I am trying to make particles out of a ParticleEmitter follow a path that has more then 1 curve. in one of my games objects get vaporized and then sent through tubes, the way this is done is by having a ParticleEmitter shoot out particles that are colored like the objects Color3 value. some of the tubes have more then 1 turn though, (if there was only 1 I would just use the acceleration property of the particle emitter.) how can I add multiple curves to a particle?
If you have multiples could you add a second (or however many curves there are) emitter that fires when the 1st particle’s time is up?
Basically have a series of emitters, one for each curve. If the first emitter’s Time is 3 seconds have a Renderstepped wait (Scheduling Code | Roblox Creator Documentation) then make the 2nd emitter fire with it 3 seconds later with the applicable Acceleration. If you work it right you could make an almost seamless path of single Particles.
Not sure you could make a seamless series of multiple particles using this system though.
You could try tweening a transparent part containing a particle emitter around the loop. Setup waypoints at each of the bends and tween it in sections.
I will try this in a sec, but do you know how the speed variable of a particle emitter can be changed into distance per second?
Example:
Let’s say the speed to stud per second ratio is 1/1. (I do not know if it is but I assume so) if I put in 20 as the speed value it will travel 20 studs per second, so if I have something 40 studs away I can make the lifetime 2 seconds, that way the particles will die the moment they reach object 2.
If you do not know the conversion rate that’s fine, I’m sure I can figure it out with a few tests
I could use this, but some of the particles have to be moving pretty fast. In theory I can use locked to part, I’m not sure how good this will look though. I will try it out in a sec!
If you are accelerating or decelerating the particle in a curve then the speed will be affected.
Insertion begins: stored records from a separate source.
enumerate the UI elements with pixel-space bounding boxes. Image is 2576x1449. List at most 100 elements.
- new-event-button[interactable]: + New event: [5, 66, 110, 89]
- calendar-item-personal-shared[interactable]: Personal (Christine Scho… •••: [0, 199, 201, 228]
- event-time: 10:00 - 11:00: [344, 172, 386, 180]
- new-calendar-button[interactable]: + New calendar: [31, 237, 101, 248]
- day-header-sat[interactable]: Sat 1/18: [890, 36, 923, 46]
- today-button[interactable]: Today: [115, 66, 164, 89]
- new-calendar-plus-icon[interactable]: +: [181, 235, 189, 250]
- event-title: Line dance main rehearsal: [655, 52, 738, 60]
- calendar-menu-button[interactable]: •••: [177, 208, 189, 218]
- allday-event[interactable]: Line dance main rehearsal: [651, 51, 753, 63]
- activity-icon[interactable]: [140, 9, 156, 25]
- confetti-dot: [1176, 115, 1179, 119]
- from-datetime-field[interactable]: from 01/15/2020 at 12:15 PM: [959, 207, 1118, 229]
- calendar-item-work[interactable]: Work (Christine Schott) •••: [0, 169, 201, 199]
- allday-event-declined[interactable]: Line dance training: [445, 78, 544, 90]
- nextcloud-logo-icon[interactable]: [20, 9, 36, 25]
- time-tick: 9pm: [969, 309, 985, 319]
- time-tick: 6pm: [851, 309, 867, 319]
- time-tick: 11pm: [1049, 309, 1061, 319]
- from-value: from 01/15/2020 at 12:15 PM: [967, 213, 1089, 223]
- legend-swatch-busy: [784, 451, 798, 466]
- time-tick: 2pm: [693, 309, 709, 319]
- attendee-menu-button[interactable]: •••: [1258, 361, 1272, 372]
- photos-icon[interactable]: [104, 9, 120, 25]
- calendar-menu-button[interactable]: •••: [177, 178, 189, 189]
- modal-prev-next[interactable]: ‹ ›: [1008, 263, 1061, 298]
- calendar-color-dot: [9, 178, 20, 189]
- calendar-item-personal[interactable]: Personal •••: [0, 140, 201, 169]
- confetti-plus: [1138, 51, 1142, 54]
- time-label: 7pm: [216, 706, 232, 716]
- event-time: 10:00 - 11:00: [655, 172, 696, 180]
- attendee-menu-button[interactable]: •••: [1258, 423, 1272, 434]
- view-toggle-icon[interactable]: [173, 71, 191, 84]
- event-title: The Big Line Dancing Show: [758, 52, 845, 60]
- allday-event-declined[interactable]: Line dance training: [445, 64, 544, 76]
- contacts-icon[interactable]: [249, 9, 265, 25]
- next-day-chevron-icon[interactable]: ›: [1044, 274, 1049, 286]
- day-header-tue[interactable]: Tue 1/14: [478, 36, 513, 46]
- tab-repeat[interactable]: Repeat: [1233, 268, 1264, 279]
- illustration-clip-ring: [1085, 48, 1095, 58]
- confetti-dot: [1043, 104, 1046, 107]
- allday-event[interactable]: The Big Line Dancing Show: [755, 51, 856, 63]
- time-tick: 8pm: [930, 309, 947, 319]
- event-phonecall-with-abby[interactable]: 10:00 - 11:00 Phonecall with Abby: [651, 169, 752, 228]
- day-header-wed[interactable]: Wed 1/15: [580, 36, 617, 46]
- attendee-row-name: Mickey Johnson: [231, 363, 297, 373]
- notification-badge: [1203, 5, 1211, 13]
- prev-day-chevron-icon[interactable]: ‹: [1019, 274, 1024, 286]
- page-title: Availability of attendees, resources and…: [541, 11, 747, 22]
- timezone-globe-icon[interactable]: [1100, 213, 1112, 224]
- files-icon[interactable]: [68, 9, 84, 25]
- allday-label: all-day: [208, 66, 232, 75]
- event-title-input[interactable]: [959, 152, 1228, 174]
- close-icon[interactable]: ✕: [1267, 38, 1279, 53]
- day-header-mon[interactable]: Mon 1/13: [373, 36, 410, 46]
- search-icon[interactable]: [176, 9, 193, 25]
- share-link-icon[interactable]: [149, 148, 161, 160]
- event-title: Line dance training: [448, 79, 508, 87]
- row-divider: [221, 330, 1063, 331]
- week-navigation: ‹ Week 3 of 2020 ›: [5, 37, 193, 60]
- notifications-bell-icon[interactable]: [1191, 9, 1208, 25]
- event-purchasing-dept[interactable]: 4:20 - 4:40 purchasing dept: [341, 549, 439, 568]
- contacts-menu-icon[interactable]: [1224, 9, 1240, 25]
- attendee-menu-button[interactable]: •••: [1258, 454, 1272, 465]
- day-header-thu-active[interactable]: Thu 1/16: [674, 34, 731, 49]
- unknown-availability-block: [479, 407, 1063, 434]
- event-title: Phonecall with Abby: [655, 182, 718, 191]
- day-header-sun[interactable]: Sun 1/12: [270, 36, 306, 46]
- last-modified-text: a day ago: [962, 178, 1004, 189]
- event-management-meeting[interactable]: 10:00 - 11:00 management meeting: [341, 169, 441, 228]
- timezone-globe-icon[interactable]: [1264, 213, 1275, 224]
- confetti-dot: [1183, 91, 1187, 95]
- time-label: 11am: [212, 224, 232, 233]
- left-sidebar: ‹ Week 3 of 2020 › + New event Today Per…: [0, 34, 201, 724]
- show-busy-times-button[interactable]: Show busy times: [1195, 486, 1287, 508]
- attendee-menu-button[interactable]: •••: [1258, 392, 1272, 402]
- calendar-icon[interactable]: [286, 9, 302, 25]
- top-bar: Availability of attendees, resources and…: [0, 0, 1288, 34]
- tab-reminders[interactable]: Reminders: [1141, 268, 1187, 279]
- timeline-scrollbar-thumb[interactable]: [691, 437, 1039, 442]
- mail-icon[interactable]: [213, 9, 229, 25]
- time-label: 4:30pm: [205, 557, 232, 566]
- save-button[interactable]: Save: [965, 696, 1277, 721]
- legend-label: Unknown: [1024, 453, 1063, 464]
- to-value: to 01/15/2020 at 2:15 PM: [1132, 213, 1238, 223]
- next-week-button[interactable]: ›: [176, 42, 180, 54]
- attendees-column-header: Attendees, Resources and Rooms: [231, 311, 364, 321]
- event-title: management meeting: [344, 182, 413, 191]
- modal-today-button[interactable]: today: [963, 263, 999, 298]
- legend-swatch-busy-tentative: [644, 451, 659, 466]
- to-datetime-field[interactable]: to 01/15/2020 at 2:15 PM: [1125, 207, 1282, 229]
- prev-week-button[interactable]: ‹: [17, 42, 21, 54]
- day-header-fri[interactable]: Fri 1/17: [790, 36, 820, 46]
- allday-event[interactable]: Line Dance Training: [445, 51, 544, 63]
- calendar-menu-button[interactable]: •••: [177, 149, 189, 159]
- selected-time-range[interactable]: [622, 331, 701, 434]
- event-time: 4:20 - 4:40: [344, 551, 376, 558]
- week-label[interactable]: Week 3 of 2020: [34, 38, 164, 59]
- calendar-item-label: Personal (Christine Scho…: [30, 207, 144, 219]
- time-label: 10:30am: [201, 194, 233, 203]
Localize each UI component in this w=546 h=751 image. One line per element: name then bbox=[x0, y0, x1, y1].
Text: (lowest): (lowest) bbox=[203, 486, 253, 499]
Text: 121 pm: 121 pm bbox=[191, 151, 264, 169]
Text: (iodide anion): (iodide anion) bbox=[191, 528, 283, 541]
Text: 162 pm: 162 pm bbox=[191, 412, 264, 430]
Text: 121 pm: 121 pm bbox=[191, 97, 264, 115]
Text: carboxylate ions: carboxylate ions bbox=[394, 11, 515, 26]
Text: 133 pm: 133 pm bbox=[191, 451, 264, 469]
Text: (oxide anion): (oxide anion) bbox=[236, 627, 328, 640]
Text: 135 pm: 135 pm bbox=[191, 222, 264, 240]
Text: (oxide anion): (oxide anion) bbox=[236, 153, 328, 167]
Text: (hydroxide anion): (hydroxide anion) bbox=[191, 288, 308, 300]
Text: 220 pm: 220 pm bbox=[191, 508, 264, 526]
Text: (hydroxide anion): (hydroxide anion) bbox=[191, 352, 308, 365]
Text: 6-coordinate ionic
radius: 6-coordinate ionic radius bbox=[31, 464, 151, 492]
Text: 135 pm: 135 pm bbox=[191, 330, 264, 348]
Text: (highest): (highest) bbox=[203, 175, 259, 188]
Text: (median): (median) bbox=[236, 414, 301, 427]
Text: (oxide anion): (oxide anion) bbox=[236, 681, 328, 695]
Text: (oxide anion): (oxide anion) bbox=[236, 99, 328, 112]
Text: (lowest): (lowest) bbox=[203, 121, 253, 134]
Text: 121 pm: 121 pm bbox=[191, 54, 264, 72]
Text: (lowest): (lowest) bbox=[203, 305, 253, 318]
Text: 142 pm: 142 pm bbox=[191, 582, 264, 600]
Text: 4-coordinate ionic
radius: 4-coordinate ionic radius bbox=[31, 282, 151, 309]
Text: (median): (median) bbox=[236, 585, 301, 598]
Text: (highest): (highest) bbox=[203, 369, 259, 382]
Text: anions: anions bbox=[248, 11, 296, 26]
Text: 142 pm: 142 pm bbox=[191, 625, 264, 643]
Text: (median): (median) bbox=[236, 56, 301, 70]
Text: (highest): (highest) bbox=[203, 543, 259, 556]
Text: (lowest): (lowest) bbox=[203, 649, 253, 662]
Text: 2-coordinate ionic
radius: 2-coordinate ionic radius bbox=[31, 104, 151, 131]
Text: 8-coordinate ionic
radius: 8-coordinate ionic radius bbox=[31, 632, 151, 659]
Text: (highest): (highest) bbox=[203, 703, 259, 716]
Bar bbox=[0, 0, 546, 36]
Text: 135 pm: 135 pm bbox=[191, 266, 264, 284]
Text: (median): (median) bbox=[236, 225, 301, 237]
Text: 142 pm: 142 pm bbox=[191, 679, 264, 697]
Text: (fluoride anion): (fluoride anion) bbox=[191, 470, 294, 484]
As you said, you could do a rough calculation of the distance the particle is moving, then fine-tune it to last just long enough to just get to the second emitter. You may have to readjust the speed of the second (or successive) emitter so the first particle disappears and the second appears without a visual change in it’s direction/velocity.
thanks, I think if I fine tune it like you said it will look really good!